Note
Go to the end to download the full example code.
Converting a TensorFlow/Keras model to ONNX#
yobx.tensorflow.to_onnx() converts a TensorFlow/Keras
model into an onnx.ModelProto that can be executed with any
ONNX-compatible runtime.
The converter works by tracing the Keras model with
tf.function / get_concrete_function to
obtain the underlying TensorFlow computation graph.
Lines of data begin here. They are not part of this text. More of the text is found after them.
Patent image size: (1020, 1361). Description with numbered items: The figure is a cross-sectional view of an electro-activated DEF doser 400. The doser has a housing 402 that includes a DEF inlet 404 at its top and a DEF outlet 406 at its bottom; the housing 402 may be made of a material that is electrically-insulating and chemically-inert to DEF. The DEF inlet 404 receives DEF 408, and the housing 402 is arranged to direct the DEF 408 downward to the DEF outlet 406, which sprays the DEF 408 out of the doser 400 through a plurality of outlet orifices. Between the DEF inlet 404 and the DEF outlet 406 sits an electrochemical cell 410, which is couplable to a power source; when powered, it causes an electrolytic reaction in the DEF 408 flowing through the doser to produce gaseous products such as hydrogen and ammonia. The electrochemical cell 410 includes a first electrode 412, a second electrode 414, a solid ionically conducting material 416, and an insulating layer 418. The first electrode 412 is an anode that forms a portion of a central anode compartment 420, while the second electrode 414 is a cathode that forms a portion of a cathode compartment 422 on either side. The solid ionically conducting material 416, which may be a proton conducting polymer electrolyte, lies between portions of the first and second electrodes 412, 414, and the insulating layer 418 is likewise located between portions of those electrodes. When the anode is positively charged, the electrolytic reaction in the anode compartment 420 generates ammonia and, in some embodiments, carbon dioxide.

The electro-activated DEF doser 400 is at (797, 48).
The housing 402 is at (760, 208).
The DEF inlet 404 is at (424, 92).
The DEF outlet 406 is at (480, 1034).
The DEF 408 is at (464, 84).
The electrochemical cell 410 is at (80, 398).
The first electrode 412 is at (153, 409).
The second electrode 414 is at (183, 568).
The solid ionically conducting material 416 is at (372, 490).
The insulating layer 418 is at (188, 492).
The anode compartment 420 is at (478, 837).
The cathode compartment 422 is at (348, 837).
Each TF operation in that
graph is then mapped to an equivalent ONNX node by a registered converter.
Supported layers and activations (see yobx.tensorflow for the full
registry):
tf.keras.layers.Dense— converted toMatMul(+Addwhen the bias is non-zero after optimisation)Activations:
relu,sigmoid,tanh,softmax,relu6tf.keras.Sequential— chains the above step-by-step
The workflow is:
Build (and optionally train) a Keras model.
Call
yobx.tensorflow.to_onnx()with a representative dummy input (a NumPy array) so it can infer input dtype and shape.Run the ONNX model with any ONNX runtime — this example uses onnxruntime.
Verify that the ONNX outputs match Keras’ predictions.
import tensorflow as tf
import numpy as np
import onnxruntime
from yobx.doc import plot_dot
from yobx.tensorflow import to_onnx
Remove this line to run on GPU.
try:
tf.config.set_visible_devices([], "GPU")
except RuntimeError:
# may fail if tensorflow has already been running before this script
pass
1. Build a simple Dense layer#
We start with the simplest possible model: a single
Dense layer with no activation function
(linear/identity), so the conversion reduces to MatMul + Add.
rng = np.random.default_rng(0)
X = rng.standard_normal((5, 4)).astype(np.float32)
model_linear = tf.keras.Sequential([tf.keras.layers.Dense(3, input_shape=(4,))])
onx_linear = to_onnx(model_linear, (X,))
print("Opset :", onx_linear.opset_import[0].version)
print("Number of nodes :", len(onx_linear.graph.node))
print("Node op-types :", [n.op_type for n in onx_linear.graph.node])
print(
"Graph inputs :",
[(inp.name, inp.type.tensor_type.elem_type) for inp in onx_linear.graph.input],
)
print("Graph outputs :", [out.name for out in onx_linear.graph.output])
~/vv/this312/lib/python3.12/site-packages/keras/src/layers/core/dense.py:106: UserWarning: Do not pass an `input_shape`/`input_dim` argument to a layer. When using Sequential models, prefer using an `Input(shape)` object as the first layer in the model instead.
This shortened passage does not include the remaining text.